MiroFish-Offline runs multi-agent AI simulations and predictions completely offline using a Neo4j knowledge graph and Ollama for local LLM inference. It's a simulation engine where multiple AI agents interact, predict outcomes, and build up a knowledge base over time. This is niche but powerful for scenarios like market simulation, scenario planning, or research where you can't send data to external APIs. Everything runs locally: the database, the models, the agents. The catch: AGPL-3.0 license (if you modify it and offer it as a service, you must open source your changes). Requires Neo4j and Ollama running locally. That's a real setup commitment. And 'offline multi-agent simulation' is a small but growing niche.
Codex-console is an integrated control panel for that workflow. Task management, batch processing, data export, auto-upload, log viewing, and packaging in one place. Built in Python with MIT license. The project provides compatibility fixes and experience optimizations for managing multiple concurrent AI coding sessions. The catch: the README and documentation are entirely in Chinese. If you don't read Chinese, you'll be navigating the tool through translation or code reading. The project is a console/dashboard wrapper. It doesn't do the AI work itself, it just helps you manage it. And at with limited English documentation, community support outside Chinese-speaking developers will be thin.
Boxlite gives you lightweight sandboxes. Each sandbox is a stateful micro-VM with hardware isolation, snapshots, and an API to control it.
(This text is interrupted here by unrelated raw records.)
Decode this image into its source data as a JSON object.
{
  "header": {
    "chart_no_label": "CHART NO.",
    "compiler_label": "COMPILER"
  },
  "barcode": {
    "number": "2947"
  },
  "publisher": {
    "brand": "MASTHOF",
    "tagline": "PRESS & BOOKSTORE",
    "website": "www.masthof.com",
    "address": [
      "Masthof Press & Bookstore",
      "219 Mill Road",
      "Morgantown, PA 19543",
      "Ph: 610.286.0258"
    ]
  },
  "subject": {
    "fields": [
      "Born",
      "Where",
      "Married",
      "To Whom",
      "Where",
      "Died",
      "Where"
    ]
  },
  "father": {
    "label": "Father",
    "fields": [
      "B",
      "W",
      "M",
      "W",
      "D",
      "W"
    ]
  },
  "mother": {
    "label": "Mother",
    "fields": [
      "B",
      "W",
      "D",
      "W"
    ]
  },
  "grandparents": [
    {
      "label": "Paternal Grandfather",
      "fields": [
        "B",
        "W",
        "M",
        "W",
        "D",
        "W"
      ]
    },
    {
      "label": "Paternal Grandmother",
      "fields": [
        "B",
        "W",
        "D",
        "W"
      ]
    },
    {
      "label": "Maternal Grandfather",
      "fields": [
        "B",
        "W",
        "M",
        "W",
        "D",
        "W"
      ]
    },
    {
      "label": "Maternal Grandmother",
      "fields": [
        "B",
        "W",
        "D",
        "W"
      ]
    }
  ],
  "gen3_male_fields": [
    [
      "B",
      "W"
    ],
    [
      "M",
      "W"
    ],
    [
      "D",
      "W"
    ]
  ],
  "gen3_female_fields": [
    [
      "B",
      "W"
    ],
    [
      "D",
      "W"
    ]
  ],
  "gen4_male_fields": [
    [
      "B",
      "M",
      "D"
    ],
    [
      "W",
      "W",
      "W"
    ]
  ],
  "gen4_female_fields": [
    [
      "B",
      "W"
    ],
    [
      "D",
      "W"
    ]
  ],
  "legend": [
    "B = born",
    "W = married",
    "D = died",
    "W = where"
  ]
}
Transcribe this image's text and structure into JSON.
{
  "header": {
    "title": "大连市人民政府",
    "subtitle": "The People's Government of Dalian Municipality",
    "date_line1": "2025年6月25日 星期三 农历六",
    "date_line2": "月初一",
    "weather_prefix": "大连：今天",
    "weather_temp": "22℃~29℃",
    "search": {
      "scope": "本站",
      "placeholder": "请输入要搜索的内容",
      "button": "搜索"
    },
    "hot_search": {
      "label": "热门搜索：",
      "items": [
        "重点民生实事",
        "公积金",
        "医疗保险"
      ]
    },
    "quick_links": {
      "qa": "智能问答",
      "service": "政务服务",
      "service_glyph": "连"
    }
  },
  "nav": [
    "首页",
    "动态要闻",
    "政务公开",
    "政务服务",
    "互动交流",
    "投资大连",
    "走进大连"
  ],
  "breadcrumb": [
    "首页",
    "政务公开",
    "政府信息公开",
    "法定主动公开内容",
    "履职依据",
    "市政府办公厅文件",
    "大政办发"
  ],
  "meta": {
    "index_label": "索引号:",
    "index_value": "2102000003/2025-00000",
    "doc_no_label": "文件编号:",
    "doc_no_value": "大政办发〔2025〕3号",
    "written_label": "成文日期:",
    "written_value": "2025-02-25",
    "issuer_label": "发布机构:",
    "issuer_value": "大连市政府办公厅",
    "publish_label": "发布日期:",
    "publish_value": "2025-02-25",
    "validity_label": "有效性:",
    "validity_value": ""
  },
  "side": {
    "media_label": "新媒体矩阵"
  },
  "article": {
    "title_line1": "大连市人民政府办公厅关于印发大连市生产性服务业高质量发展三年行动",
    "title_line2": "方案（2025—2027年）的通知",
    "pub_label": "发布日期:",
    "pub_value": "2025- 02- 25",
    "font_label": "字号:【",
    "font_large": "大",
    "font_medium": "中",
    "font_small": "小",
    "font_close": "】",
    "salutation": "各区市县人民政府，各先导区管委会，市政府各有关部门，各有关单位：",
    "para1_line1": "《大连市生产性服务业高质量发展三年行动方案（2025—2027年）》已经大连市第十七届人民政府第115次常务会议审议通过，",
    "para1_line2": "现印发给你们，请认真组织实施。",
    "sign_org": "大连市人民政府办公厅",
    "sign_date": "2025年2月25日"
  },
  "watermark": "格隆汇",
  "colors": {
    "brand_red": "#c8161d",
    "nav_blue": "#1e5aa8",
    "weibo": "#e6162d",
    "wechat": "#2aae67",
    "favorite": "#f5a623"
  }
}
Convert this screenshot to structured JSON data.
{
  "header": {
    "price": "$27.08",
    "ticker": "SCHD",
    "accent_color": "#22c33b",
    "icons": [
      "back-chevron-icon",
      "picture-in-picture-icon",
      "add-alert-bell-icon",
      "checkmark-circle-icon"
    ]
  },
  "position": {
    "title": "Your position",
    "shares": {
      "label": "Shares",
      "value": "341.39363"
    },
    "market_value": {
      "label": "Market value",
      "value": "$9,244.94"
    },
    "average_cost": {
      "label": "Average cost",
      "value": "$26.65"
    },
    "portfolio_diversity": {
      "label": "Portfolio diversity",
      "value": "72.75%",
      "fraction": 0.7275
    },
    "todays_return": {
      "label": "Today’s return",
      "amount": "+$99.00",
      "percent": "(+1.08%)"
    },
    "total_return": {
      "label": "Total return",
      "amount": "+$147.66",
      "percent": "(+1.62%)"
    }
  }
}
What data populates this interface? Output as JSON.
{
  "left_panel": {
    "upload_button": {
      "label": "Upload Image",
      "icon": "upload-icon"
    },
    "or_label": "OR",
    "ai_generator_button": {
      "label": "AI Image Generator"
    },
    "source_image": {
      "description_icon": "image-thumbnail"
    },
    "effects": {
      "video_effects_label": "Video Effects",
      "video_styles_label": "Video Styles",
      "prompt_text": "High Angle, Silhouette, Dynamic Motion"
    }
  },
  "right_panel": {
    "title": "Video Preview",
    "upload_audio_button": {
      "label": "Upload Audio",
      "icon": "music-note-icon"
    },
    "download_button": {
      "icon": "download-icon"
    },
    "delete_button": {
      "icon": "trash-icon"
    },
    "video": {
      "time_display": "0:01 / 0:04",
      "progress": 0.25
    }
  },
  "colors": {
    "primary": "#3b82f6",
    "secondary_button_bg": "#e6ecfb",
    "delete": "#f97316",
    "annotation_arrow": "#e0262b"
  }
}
Picture giving every AI agent its own disposable computer. The project is open source under Apache 2.0 and self-hosting is free. It's early but growing fast. The 'agent sandboxing' space is heating up as AI agents get more autonomous and need safer execution environments. The catch: this is emerging technology. The documentation and ecosystem are still maturing. Running Firecracker-based micro-VMs requires Linux with KVM support. No macOS, no Windows natively. And the question of whether you need full VM isolation versus Docker containers depends on your threat model. For most use cases, Docker is simpler. Boxlite is for when you can't trust the code being executed.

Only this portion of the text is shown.